In à la carte downloads, the best known provider is Apple with its iTunes store, which works only with the company's ubiquitous iPod player. RealNetworks is probably the highest-profile hybrid provider of both downloads and subscriptions with its Rhapsody service.

Other players in the digital music market include Microsoft's MSN division and Napster. "It will be hard for AOL to differentiate itself in a meaningful way," Gartenberg says.

It's difficult to say at this stage whether AOL's decision to abandon its partnership strategy with MusicNet for an ownership strategy will pay off, Gartenberg says.

Whatever ends up happening, AOL made a move it had to make if it has aspirations to remain as a player in this market, says Ted Schadler, a Forrester Research analyst. In the early days of digital music, the business model for providers involved simply compiling a catalog of songs for people to buy, but that has changed as the market has evolved.

Acquiring customers has become a more complicated challenge, and requires differentiating one's service by providing elements such as personalization, customization, and community features, as well as flexibility in payment options, which ultimately translate into a better overall music experience, he says.

"To do that, you have to own the property. You can't do it through a loose affiliation or by rebranding someone else's offering," Schadler says. "So it makes a lot of sense that AOL would want to own those assets."

Development Plans

MusicNow holds its own against the competing services currently, but AOL must build on what's there in order to make it compelling and unique, Schadler says.

"It allows me to pick songs and express preferences and see playlists of people like me. It's pretty good," he says. "If it's about other people finding me based on my profile and contacting me over this Web site saying, 'Dude, you've got to check this out,' that's not happening."

AOL also plans to give users more customization and personalization options than are currently possible with MusicNet@AOL. Those features will include daily custom playlists and the capability to view and share music profiles with other users.

MusicNow, founded as FullAudio in 1999 and based in Chicago, was bought by Circuit City in 2004 and has 40 employees.
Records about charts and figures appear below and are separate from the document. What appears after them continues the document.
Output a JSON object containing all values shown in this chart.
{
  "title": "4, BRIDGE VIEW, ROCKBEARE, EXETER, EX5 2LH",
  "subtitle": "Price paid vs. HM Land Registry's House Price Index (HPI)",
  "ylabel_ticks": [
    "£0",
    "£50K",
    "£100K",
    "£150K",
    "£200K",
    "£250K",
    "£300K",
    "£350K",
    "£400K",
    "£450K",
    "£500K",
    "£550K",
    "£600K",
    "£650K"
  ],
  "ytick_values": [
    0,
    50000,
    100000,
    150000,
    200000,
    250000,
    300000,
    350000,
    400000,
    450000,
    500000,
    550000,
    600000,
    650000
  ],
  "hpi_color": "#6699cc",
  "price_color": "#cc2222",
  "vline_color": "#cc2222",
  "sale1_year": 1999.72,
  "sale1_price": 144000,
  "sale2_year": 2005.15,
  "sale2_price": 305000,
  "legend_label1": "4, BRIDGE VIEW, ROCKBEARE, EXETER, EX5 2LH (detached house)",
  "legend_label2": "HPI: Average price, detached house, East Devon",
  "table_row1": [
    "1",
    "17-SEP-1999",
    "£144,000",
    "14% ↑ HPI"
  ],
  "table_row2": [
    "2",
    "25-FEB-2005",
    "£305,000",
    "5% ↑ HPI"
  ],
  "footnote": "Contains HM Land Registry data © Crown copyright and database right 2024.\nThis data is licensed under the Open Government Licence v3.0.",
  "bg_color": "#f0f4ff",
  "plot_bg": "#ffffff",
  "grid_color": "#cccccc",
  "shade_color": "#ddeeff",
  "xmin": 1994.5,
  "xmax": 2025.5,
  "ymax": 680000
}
AOL Music Now will operate as a stand-alone subsidiary within AOL, which in turn is a subsidiary of Time Warner.

U.S. digital music sales, which include downloads and subscriptions, tripled to more than $330 million in 2004, according to Jupiter Research. In 2005, download spending is expected to more than triple and reach $550 million, while subscription spending will grow more than 65 percent and exceed $250 million, says Jupiter Research.